My other example, the Bolognese surgeon Leonardo Fioravanti, made similar claims. Although it is debatable whether Fioravanti was a charlatan, he certainly made extravagant claims for his cures, which he said were the “secrets” he discovered not from a god but from old empirics and soldiers from the South of Italy. It was in Sicily, he wrote, that he discovered the lost secret of the “first physicians,” who didn’t know any kind of scientific medicine, but just had “good judgment.”

The secret? That all diseases stemmed from a single cause, the “corruption” of the body that began in the stomach. The cure, then, took the form of a variety of “panaceas,” especially the Great Medicine, which purged the body of pollution and returned it to a state of “pristine health.”

Like Thessalos, Fioravanti went on to become a celebrity, touting his “new way of healing” and promising miracles.

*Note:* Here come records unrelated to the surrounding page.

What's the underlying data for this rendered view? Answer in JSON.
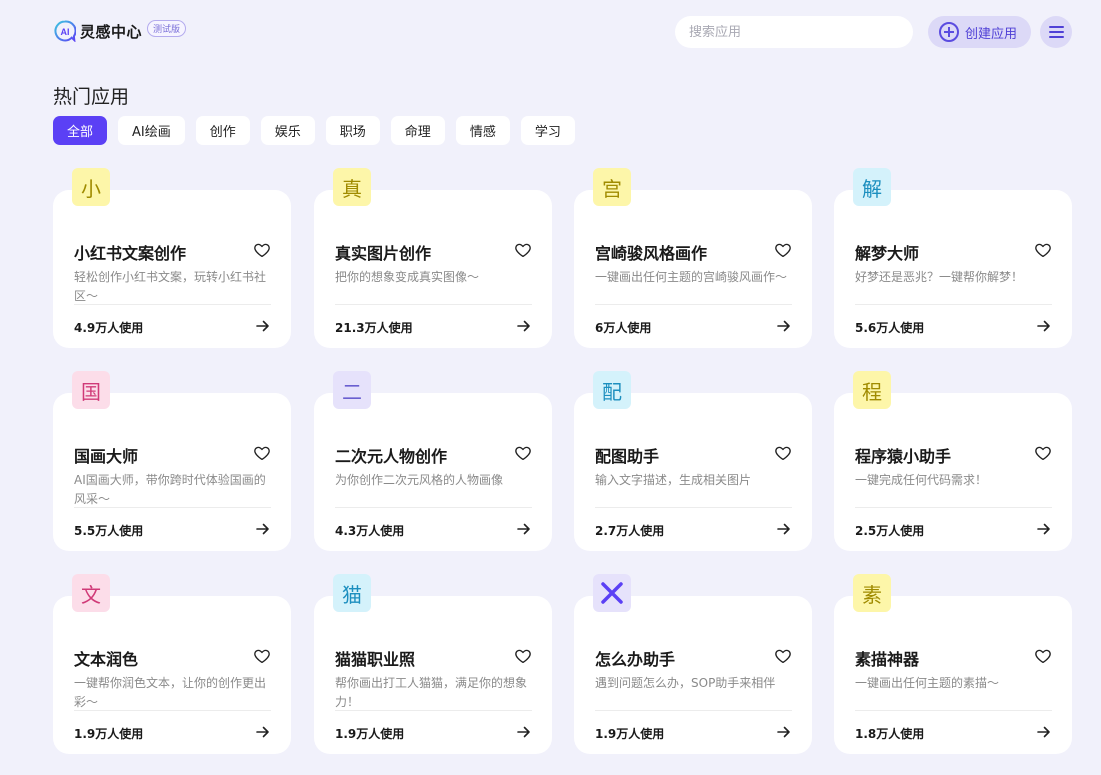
{
  "header": {
    "logo_icon": "ai-logo-icon",
    "logo_text": "AI",
    "title": "灵感中心",
    "badge": "测试版",
    "search_placeholder": "搜索应用",
    "create_label": "创建应用",
    "accent": "#5b40f5"
  },
  "section_title": "热门应用",
  "tabs": [
    {
      "label": "全部",
      "active": true
    },
    {
      "label": "AI绘画"
    },
    {
      "label": "创作"
    },
    {
      "label": "娱乐"
    },
    {
      "label": "职场"
    },
    {
      "label": "命理"
    },
    {
      "label": "情感"
    },
    {
      "label": "学习"
    }
  ],
  "cards": [
    {
      "icon_char": "小",
      "icon_bg": "#fdf6a9",
      "icon_color": "#a08b00",
      "title": "小红书文案创作",
      "desc": "轻松创作小红书文案，玩转小红书社区～",
      "usage": "4.9万人使用"
    },
    {
      "icon_char": "真",
      "icon_bg": "#fdf6a9",
      "icon_color": "#a08b00",
      "title": "真实图片创作",
      "desc": "把你的想象变成真实图像～",
      "usage": "21.3万人使用"
    },
    {
      "icon_char": "宫",
      "icon_bg": "#fdf6a9",
      "icon_color": "#a08b00",
      "title": "宫崎骏风格画作",
      "desc": "一键画出任何主题的宫崎骏风画作～",
      "usage": "6万人使用"
    },
    {
      "icon_char": "解",
      "icon_bg": "#d4f2fb",
      "icon_color": "#1d8fbf",
      "title": "解梦大师",
      "desc": "好梦还是恶兆？一键帮你解梦！",
      "usage": "5.6万人使用"
    },
    {
      "icon_char": "国",
      "icon_bg": "#fcdde9",
      "icon_color": "#d03a78",
      "title": "国画大师",
      "desc": "AI国画大师，带你跨时代体验国画的风采～",
      "usage": "5.5万人使用"
    },
    {
      "icon_char": "二",
      "icon_bg": "#e6e2fb",
      "icon_color": "#6a5fd0",
      "title": "二次元人物创作",
      "desc": "为你创作二次元风格的人物画像",
      "usage": "4.3万人使用"
    },
    {
      "icon_char": "配",
      "icon_bg": "#d4f2fb",
      "icon_color": "#1d8fbf",
      "title": "配图助手",
      "desc": "输入文字描述，生成相关图片",
      "usage": "2.7万人使用"
    },
    {
      "icon_char": "程",
      "icon_bg": "#fdf6a9",
      "icon_color": "#a08b00",
      "title": "程序猿小助手",
      "desc": "一键完成任何代码需求！",
      "usage": "2.5万人使用"
    },
    {
      "icon_char": "文",
      "icon_bg": "#fcdde9",
      "icon_color": "#d03a78",
      "title": "文本润色",
      "desc": "一键帮你润色文本，让你的创作更出彩～",
      "usage": "1.9万人使用"
    },
    {
      "icon_char": "猫",
      "icon_bg": "#d4f2fb",
      "icon_color": "#1d8fbf",
      "title": "猫猫职业照",
      "desc": "帮你画出打工人猫猫，满足你的想象力！",
      "usage": "1.9万人使用"
    },
    {
      "icon_char": "",
      "icon_name": "cross-icon",
      "icon_bg": "#e6e2fb",
      "icon_color": "#5b40f5",
      "title": "怎么办助手",
      "desc": "遇到问题怎么办，SOP助手来相伴",
      "usage": "1.9万人使用"
    },
    {
      "icon_char": "素",
      "icon_bg": "#fdf6a9",
      "icon_color": "#a08b00",
      "title": "素描神器",
      "desc": "一键画出任何主题的素描～",
      "usage": "1.8万人使用"
    }
  ]
}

Of course, there are important differences between Thessalos of Tralles and Leonardo Fioravanti. Whereas Fioravanti advertised his “secrets” as having stood the test of experience, Thessalos offered the proof of divine revelation for his, experience having failed him.

How do you tell a charlatan from a “true doctor?” Certainly not by the diploma on the wall. Thessalos was a doctor, too, having studied with distinguished Greek physicians. Fioravanti had a medical degree from Bologna, one of Renaissance Italy’s best medical schools.

And not by success or failure, either: I’ve had chiropractors who cured me and physicians who failed. A friend of mine swears by her acupuncturist, though her doctor warns against him. Fioravanti offered countless testimonials attesting to the efficacy of his cures.

And finally, not by pedigree. In defending the ancient ways of the “first physicians” against the purveyors of “false medicine,” Fioravanti could trace his back to the original discoverers of medicine who, he said, had been persecuted and abused by the regular doctors. The physicians may have called him a charlatan, but, he was quick to respond, the real quacks were those “with little practice and a whiff of Galen.”